Real estate managers might be better positioned if they refocus their stories on the asset class’s income-oriented fundamentals, looking to find value in recovery by rebuilding property-income streams through aggressive asset management and leasing strategies.
Hey everyone, it took nearly 75 years to return our asset markets to Roaring Twenties style excess. After the current debacle resolves, the capital spigots won’t blithely re-open if for no other reason than heightened government regulation.
It’s time to tone down performance expectations for these new fund concepts and maybe get back to the idea of under-promising and over delivering. Hung over investors might welcome the more sober approach.

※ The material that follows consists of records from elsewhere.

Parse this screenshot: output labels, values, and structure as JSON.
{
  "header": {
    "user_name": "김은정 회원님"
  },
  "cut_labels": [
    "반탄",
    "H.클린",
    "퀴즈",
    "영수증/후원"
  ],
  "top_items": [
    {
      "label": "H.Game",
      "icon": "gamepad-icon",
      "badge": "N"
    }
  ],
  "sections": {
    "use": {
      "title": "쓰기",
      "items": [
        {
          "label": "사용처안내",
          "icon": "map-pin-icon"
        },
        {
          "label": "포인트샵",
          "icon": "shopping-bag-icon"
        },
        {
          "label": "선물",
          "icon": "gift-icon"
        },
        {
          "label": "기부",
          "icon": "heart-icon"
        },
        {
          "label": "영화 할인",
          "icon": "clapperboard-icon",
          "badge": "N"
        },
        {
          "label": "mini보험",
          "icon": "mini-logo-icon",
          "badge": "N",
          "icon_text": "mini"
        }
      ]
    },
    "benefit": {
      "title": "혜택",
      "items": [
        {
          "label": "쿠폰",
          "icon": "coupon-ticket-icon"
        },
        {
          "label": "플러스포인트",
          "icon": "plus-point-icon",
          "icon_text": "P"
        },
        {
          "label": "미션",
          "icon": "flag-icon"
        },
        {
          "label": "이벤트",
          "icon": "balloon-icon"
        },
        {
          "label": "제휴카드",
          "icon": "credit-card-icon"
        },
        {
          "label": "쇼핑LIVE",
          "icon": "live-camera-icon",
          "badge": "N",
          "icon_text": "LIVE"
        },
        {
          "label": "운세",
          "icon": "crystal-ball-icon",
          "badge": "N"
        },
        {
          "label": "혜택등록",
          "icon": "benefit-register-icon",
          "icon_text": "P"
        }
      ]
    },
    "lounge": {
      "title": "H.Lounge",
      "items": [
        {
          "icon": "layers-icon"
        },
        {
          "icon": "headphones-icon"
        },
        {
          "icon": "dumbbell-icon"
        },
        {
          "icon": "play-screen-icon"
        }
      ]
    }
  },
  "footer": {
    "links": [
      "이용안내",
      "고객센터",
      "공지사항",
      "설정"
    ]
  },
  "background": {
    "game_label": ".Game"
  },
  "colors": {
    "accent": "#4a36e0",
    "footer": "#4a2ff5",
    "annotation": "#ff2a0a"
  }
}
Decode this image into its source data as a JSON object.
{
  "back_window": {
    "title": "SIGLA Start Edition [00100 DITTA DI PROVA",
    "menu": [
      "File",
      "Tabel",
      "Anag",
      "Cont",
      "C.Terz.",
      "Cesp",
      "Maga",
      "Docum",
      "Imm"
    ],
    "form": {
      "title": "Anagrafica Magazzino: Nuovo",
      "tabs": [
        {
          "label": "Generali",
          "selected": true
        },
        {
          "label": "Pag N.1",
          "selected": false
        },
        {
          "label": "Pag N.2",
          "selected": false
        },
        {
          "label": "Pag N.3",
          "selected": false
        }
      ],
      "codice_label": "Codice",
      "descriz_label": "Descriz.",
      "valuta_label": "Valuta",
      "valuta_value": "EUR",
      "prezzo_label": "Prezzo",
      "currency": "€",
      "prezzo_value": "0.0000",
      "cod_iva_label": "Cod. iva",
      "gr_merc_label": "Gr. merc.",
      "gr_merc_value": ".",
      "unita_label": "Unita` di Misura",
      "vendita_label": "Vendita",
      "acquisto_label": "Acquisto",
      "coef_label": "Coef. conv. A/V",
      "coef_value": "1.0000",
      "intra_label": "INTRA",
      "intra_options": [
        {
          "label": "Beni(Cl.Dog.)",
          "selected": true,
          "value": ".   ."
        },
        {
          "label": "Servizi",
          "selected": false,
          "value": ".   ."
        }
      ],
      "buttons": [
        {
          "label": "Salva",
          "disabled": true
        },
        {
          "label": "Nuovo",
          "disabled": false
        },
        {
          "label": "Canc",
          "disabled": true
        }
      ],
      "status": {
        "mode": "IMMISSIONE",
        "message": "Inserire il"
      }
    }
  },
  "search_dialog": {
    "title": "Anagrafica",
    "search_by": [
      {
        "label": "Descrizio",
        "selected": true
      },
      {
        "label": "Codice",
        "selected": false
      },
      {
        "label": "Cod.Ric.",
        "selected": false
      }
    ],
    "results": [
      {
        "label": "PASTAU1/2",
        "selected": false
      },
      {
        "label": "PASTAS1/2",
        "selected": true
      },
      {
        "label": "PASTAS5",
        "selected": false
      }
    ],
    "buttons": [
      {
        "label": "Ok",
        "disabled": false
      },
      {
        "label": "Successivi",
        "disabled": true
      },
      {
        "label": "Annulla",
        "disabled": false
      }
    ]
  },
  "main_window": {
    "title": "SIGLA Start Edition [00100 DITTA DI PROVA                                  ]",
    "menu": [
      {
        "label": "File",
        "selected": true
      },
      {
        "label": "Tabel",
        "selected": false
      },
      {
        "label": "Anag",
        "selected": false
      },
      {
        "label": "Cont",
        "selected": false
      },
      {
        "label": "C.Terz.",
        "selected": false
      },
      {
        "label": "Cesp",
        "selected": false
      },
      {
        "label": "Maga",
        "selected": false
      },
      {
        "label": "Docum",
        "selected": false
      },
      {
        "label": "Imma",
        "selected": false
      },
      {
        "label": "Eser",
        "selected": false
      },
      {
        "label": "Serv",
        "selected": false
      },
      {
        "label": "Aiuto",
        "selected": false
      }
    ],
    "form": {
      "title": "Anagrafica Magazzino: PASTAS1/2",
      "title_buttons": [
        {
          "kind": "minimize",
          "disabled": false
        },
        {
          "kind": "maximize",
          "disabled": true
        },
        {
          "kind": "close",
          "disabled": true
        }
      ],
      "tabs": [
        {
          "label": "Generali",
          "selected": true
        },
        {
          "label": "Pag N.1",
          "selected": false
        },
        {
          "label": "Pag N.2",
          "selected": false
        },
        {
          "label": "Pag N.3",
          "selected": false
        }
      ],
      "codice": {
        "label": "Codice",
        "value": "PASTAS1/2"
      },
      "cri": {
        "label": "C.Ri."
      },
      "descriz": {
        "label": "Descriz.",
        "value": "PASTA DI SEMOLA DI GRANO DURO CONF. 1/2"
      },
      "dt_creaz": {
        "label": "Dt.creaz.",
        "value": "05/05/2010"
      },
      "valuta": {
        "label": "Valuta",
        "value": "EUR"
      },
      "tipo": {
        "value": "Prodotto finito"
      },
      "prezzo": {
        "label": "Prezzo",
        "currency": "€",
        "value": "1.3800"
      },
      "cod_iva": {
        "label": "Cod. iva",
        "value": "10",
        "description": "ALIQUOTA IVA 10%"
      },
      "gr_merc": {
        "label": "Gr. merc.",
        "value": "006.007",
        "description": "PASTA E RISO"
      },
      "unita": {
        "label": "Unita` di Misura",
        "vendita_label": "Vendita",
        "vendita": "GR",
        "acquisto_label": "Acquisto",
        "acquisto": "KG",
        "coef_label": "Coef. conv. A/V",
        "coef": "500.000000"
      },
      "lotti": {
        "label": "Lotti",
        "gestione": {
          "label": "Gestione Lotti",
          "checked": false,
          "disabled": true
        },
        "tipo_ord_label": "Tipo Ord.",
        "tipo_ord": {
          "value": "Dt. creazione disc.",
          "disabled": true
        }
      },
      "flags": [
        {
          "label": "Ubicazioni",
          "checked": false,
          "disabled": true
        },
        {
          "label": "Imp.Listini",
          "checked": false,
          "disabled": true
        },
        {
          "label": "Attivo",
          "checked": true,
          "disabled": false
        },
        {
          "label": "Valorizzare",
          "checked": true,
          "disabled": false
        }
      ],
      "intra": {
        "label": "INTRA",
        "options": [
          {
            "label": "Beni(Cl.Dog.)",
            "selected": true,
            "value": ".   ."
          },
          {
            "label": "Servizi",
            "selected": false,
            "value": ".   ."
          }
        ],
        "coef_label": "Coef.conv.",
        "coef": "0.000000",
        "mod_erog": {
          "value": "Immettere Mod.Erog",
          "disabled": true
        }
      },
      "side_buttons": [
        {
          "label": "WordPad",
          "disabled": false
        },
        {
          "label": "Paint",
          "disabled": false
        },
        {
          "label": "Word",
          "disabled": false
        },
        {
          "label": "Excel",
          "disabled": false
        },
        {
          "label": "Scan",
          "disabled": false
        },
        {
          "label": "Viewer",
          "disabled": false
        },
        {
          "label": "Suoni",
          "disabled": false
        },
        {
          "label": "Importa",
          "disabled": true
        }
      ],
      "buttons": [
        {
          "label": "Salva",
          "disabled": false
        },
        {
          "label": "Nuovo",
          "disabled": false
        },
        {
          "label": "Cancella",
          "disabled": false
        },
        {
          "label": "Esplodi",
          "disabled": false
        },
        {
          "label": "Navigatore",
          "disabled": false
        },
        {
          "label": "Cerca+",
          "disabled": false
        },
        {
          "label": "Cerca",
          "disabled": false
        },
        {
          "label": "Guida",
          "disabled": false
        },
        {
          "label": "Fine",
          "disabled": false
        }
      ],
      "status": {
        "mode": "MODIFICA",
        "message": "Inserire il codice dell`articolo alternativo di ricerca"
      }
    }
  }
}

I think one of the issues here is that the closed-end fund model does not compensate the GP or the investor fairly. The promotes paid for liquidating assets in 05, 06 & 07 were far too large based on the effort and skill level necessary to sell in a market gushing with capital. On the contrary, GP staff are working much harder now, having to explore many different alternatives(oftentimes with less people) just to return the capital on the fund...with no expectation of a promoted interest and no reason (once viable alternatives are available) to stick around long-term to harvest the assets that remain.